What is a Turing Machine? Be able to describe its parts.
---> A Turing Machine is an accepting device which accepts the
languages (recursively enumerable set) generated by type 0
grammars. It was invented in 1936 by Alan Turing.
---> A Turing Machine (TM) is a mathematical model which consists of an infinite length tape divided into cells on which input is given.It consists of a head which reads the input tape.
---> A state register stores the state of the Turing machine. After reading an input symbol, it is replaced with another symbol, its internal state is changed, and it moves from one cell to the right or left.
---> If the TM reaches the final state, the input string is accepted, otherwise rejected.
---> Turing machines codify directly the most basic operations of a human computor and can be realized as physical devices, up to a point.
---> Gödel took for granted that finite machines just are (computationally equivalent to) Turing machines.
A TM can be formally described as a 7-tuple (Q, X, ∑, δ, q0, B, F) where −
* Q is a finite set of states
* X is the tape alphabet
* ∑ is the input alphabet
* δ is a transition function; δ : Q × X → Q × X × {Left_shift, Right_shift}.
* q0 is the initial state
* B is the blank symbol
* F is the set of final states
Example of Turing machine
Turing machine M = (Q, X, ∑, δ, q0, B, F) with
* Q = {q0, q1, q2, qf}
* X = {a, b}
* ∑ = {1}
* q0 = {q0}
* B = blank symbol
* F = {qf }
Tapes and Turing machines:
---> In a nutshell, a Turing machine is a finite state machine with the ability to read and write data to a tape.
---> Although we have looked at finite state machines before, a quick reminder is in order.
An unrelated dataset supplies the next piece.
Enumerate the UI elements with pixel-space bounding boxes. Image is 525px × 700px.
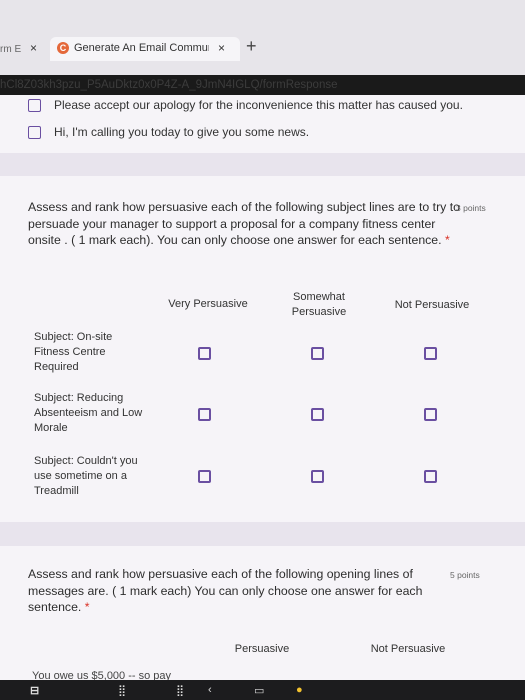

---> Essentially a finite state machine consists of a number of states – finite naturally! When a symbol, a character from some alphabet say, is input to the machine it changes state in such a way that the next state depends only on the current state and the input symbol.
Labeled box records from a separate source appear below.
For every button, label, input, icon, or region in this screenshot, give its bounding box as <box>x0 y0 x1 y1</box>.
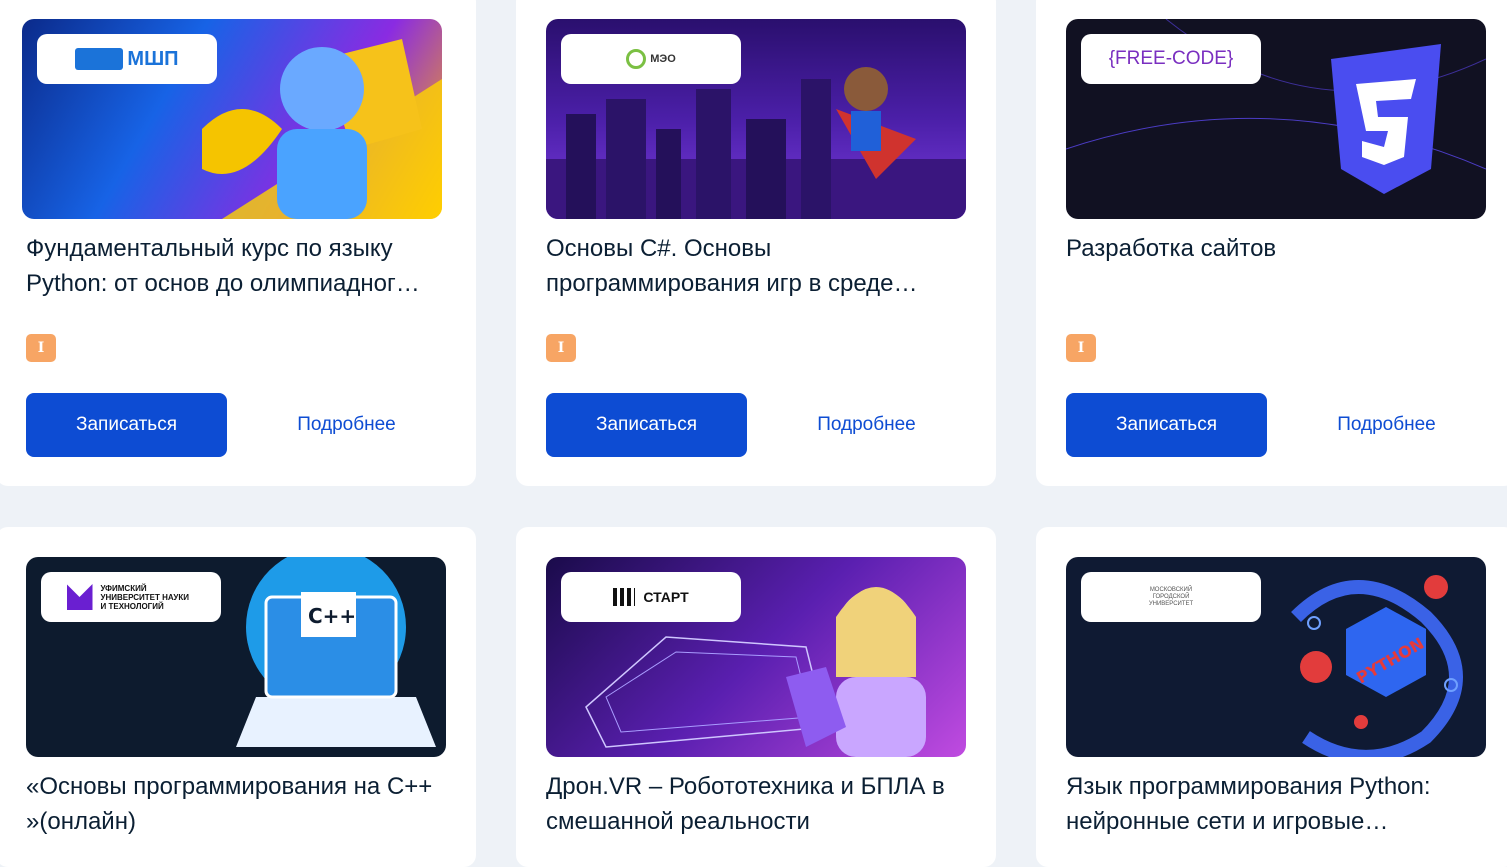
details-link[interactable]: Подробнее <box>766 393 967 457</box>
provider-logo: МОСКОВСКИЙ ГОРОДСКОЙ УНИВЕРСИТЕТ <box>1081 572 1261 622</box>
provider-name: {FREE-CODE} <box>1108 48 1234 69</box>
level-badge: I <box>546 334 576 362</box>
course-banner: PYTHON МОСКОВСКИЙ ГОРОДСКОЙ УНИВЕРСИТЕТ <box>1066 557 1486 757</box>
start-logo-icon <box>613 588 636 606</box>
keyboard-icon <box>75 48 124 70</box>
course-title[interactable]: «Основы программирования на С++ »(онлайн… <box>26 769 456 839</box>
course-card[interactable]: C++ УФИМСКИЙ УНИВЕРСИТЕТ НАУКИ И ТЕХНОЛО… <box>0 527 476 867</box>
course-title[interactable]: Разработка сайтов <box>1066 231 1496 266</box>
course-banner: {FREE-CODE} <box>1066 19 1486 219</box>
course-banner: МШП <box>22 19 442 219</box>
meo-logo-icon <box>626 49 647 69</box>
course-card[interactable]: {FREE-CODE} Разработка сайтов I Записать… <box>1036 0 1507 486</box>
enroll-button[interactable]: Записаться <box>546 393 747 457</box>
course-title[interactable]: Дрон.VR – Робототехника и БПЛА в смешанн… <box>546 769 976 839</box>
course-card[interactable]: МШП Фундаментальный курс по языку Python… <box>0 0 476 486</box>
provider-logo: СТАРТ <box>561 572 741 622</box>
provider-logo: МЭО <box>561 34 741 84</box>
provider-name: МЭО <box>650 53 676 65</box>
university-logo-icon <box>66 584 93 610</box>
course-title[interactable]: Фундаментальный курс по языку Python: от… <box>26 231 456 301</box>
details-link[interactable]: Подробнее <box>1286 393 1487 457</box>
enroll-button[interactable]: Записаться <box>1066 393 1267 457</box>
course-card[interactable]: PYTHON МОСКОВСКИЙ ГОРОДСКОЙ УНИВЕРСИТЕТ … <box>1036 527 1507 867</box>
course-title[interactable]: Язык программирования Python: нейронные … <box>1066 769 1496 839</box>
course-title[interactable]: Основы С#. Основы программирования игр в… <box>546 231 976 301</box>
course-card[interactable]: СТАРТ Дрон.VR – Робототехника и БПЛА в с… <box>516 527 996 867</box>
provider-name: УФИМСКИЙ УНИВЕРСИТЕТ НАУКИ И ТЕХНОЛОГИЙ <box>100 583 189 611</box>
course-card[interactable]: МЭО Основы С#. Основы программирования и… <box>516 0 996 486</box>
provider-name: МШП <box>127 47 179 70</box>
level-badge: I <box>26 334 56 362</box>
level-badge: I <box>1066 334 1096 362</box>
provider-logo: МШП <box>37 34 217 84</box>
course-banner: МЭО <box>546 19 966 219</box>
provider-name: МОСКОВСКИЙ ГОРОДСКОЙ УНИВЕРСИТЕТ <box>1148 586 1194 607</box>
provider-name: СТАРТ <box>643 589 689 605</box>
provider-logo: {FREE-CODE} <box>1081 34 1261 84</box>
course-banner: СТАРТ <box>546 557 966 757</box>
course-banner: C++ УФИМСКИЙ УНИВЕРСИТЕТ НАУКИ И ТЕХНОЛО… <box>26 557 446 757</box>
enroll-button[interactable]: Записаться <box>26 393 227 457</box>
provider-logo: УФИМСКИЙ УНИВЕРСИТЕТ НАУКИ И ТЕХНОЛОГИЙ <box>41 572 221 622</box>
cpp-art-label: C++ <box>308 604 356 628</box>
details-link[interactable]: Подробнее <box>246 393 447 457</box>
---> You can represent a finite state machine in a form that makes it easier to understand and think about. All you have to do is draw a circle for every state and arrows that show which state follows for each input symbol.
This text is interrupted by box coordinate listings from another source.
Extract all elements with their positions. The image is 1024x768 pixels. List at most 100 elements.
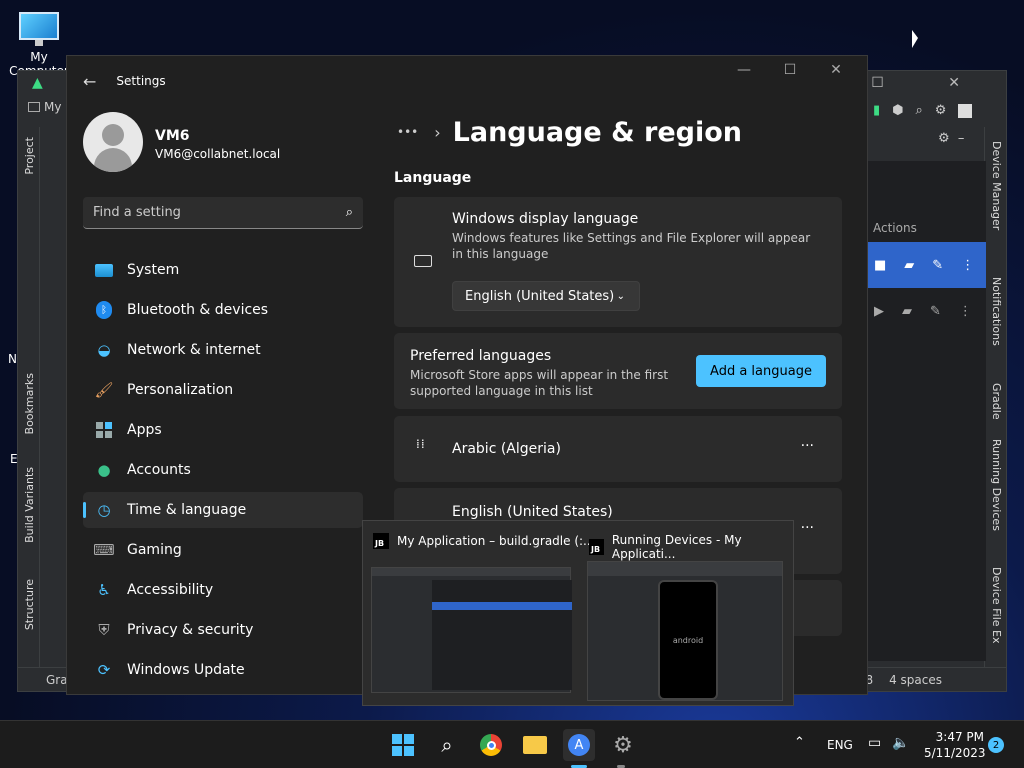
drag-handle-icon[interactable]: ⁞⁞ xyxy=(416,438,426,450)
settings-window-controls: — ☐ ✕ xyxy=(721,62,859,78)
android-icon: ▲ xyxy=(32,75,43,91)
nav-bluetooth[interactable]: ᛒ Bluetooth & devices xyxy=(83,292,363,328)
ide-tab[interactable]: My xyxy=(44,100,61,114)
tool-running-devices[interactable]: Running Devices xyxy=(990,439,1003,531)
chevron-up-icon[interactable]: ⌃ xyxy=(794,735,805,750)
input-language[interactable]: ENG xyxy=(827,738,853,752)
page-title: Language & region xyxy=(452,116,743,148)
ide-left-toolbar: Project Bookmarks Build Variants Structu… xyxy=(18,127,40,687)
nav-label: Bluetooth & devices xyxy=(127,302,269,318)
nav-label: Apps xyxy=(127,422,162,438)
device-icon[interactable]: ▮ xyxy=(873,103,880,118)
tool-bookmarks[interactable]: Bookmarks xyxy=(23,373,36,434)
shield-icon: ⛨ xyxy=(98,621,110,639)
maximize-button[interactable]: ☐ xyxy=(767,62,813,78)
search-box[interactable]: Find a setting ⌕ xyxy=(83,197,363,229)
settings-app-button[interactable]: ⚙ xyxy=(607,729,639,761)
android-studio-button[interactable]: A xyxy=(563,729,595,761)
computer-icon xyxy=(17,12,61,48)
edit-icon[interactable]: ✎ xyxy=(930,304,941,319)
nav-gaming[interactable]: ⌨ Gaming xyxy=(83,532,363,568)
nav-privacy[interactable]: ⛨ Privacy & security xyxy=(83,612,363,648)
settings-title: Settings xyxy=(116,74,166,88)
nav-label: Personalization xyxy=(127,382,234,398)
more-options-icon[interactable]: ··· xyxy=(801,438,814,454)
network-icon[interactable]: ▭ xyxy=(868,735,881,751)
preferred-desc: Microsoft Store apps will appear in the … xyxy=(410,368,669,398)
stop-icon[interactable]: ■ xyxy=(874,258,886,273)
preview-thumbnail[interactable] xyxy=(371,567,572,693)
notification-badge[interactable]: 2 xyxy=(988,737,1004,753)
tool-project[interactable]: Project xyxy=(23,137,36,175)
section-title: Language xyxy=(394,170,472,186)
more-icon[interactable]: ⋮ xyxy=(961,258,974,273)
start-button[interactable] xyxy=(387,729,419,761)
folder-icon[interactable]: ▰ xyxy=(904,258,914,273)
chevron-down-icon: ⌄ xyxy=(616,290,625,302)
preferred-title: Preferred languages xyxy=(410,348,552,364)
android-boot-text: android xyxy=(672,636,704,645)
nav-label: Time & language xyxy=(127,502,247,518)
avatar-icon[interactable] xyxy=(958,103,973,118)
search-input[interactable]: Find a setting xyxy=(93,205,346,220)
nav-accessibility[interactable]: ♿ Accessibility xyxy=(83,572,363,608)
nav-label: Windows Update xyxy=(127,662,245,678)
jetbrains-icon: JB xyxy=(589,539,604,555)
add-language-button[interactable]: Add a language xyxy=(696,355,826,387)
tool-build-variants[interactable]: Build Variants xyxy=(23,467,36,543)
clock-date: 5/11/2023 xyxy=(924,746,986,760)
gear-icon[interactable]: ⚙ xyxy=(935,103,947,118)
clock[interactable]: 3:47 PM 5/11/2023 xyxy=(924,729,986,761)
nav-network[interactable]: ◒ Network & internet xyxy=(83,332,363,368)
dropdown-value: English (United States) xyxy=(465,288,615,304)
tool-gradle[interactable]: Gradle xyxy=(990,383,1003,420)
ide-tab-icon xyxy=(28,102,40,112)
status-indent[interactable]: 4 spaces xyxy=(889,673,942,687)
chrome-button[interactable] xyxy=(475,729,507,761)
minimize-button[interactable]: — xyxy=(721,62,767,78)
display-language-desc: Windows features like Settings and File … xyxy=(452,231,811,261)
nav-system[interactable]: System xyxy=(83,252,363,288)
chrome-icon xyxy=(480,734,502,756)
nav-windows-update[interactable]: ⟳ Windows Update xyxy=(83,652,363,688)
nav-personalization[interactable]: 🖌 Personalization xyxy=(83,372,363,408)
volume-icon[interactable]: 🔈 xyxy=(892,735,909,751)
device-manager-panel xyxy=(868,161,986,661)
tool-device-manager[interactable]: Device Manager xyxy=(990,141,1003,230)
update-icon: ⟳ xyxy=(97,661,111,679)
nav-label: Network & internet xyxy=(127,342,261,358)
device-row-selected[interactable]: ■ ▰ ✎ ⋮ xyxy=(868,242,986,288)
system-icon xyxy=(93,261,115,279)
panel-settings-gear-icon[interactable]: ⚙ – xyxy=(938,131,964,146)
ide-right-toolbar: Device Manager Notifications Gradle Runn… xyxy=(984,127,1006,687)
file-explorer-button[interactable] xyxy=(519,729,551,761)
back-arrow-icon[interactable]: ← xyxy=(83,72,96,91)
nav-time-language[interactable]: ◷ Time & language xyxy=(83,492,363,528)
nav-accounts[interactable]: ● Accounts xyxy=(83,452,363,488)
breadcrumb-more[interactable]: ••• xyxy=(397,125,418,139)
more-options-icon[interactable]: ··· xyxy=(801,520,814,536)
tool-notifications[interactable]: Notifications xyxy=(990,277,1003,346)
preview-title[interactable]: JB Running Devices - My Applicati... xyxy=(589,533,793,561)
nav-label: Accessibility xyxy=(127,582,214,598)
search-icon[interactable]: ⌕ xyxy=(916,103,923,118)
more-icon[interactable]: ⋮ xyxy=(959,304,972,319)
display-language-dropdown[interactable]: English (United States) ⌄ xyxy=(452,281,640,311)
tool-device-file-explorer[interactable]: Device File Ex xyxy=(990,567,1003,643)
preview-thumbnail[interactable]: android xyxy=(587,561,783,701)
nav-apps[interactable]: Apps xyxy=(83,412,363,448)
user-avatar[interactable] xyxy=(83,112,143,172)
display-language-title: Windows display language xyxy=(452,211,639,227)
folder-icon xyxy=(523,736,547,754)
language-name: Arabic (Algeria) xyxy=(452,441,561,457)
edit-icon[interactable]: ✎ xyxy=(932,258,943,273)
play-icon[interactable]: ▶ xyxy=(874,304,884,319)
sdk-icon[interactable]: ⬢ xyxy=(892,103,903,118)
tool-structure[interactable]: Structure xyxy=(23,579,36,630)
language-item[interactable]: ⁞⁞ Arabic (Algeria) ··· xyxy=(394,416,842,482)
folder-icon[interactable]: ▰ xyxy=(902,304,912,319)
preview-title[interactable]: JB My Application – build.gradle (:... xyxy=(373,533,595,549)
preferred-languages-card: Preferred languages Microsoft Store apps… xyxy=(394,333,842,409)
search-button[interactable]: ⌕ xyxy=(431,729,463,761)
close-button[interactable]: ✕ xyxy=(813,62,859,78)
---> For example, the finite state machine in the diagram has three states. If the machine is in state 1 then an A moves it to state 2 and a B moves it to state 3.
---> A Turing machine is a finite state machine that has an unlimited supply of paper tape that it can write on and read back.
---> There are many formulations of a Turing machine, but essentially the machine reads a symbol from the tape, which is used as an input to the finite state machine.
---> This takes the input symbol and according to it and the current state does three things:
* It prints something on the tape
* moves the tape right or left by one cell
* changes to a new state
A Turing machine can also perform a special action – it can stop or halt – and surprisingly it is this behaviour that attracts a great deal of attention.
---> For example, a Turing machine is said to recognise a sequence of symbols written on the tape if it is started on the tape and halts in a special state called a final state. What is interesting about this idea is that there are sequences that a Turing machine can recognise that a finite state machine, i.e. a Turing machine without a tape, can’t.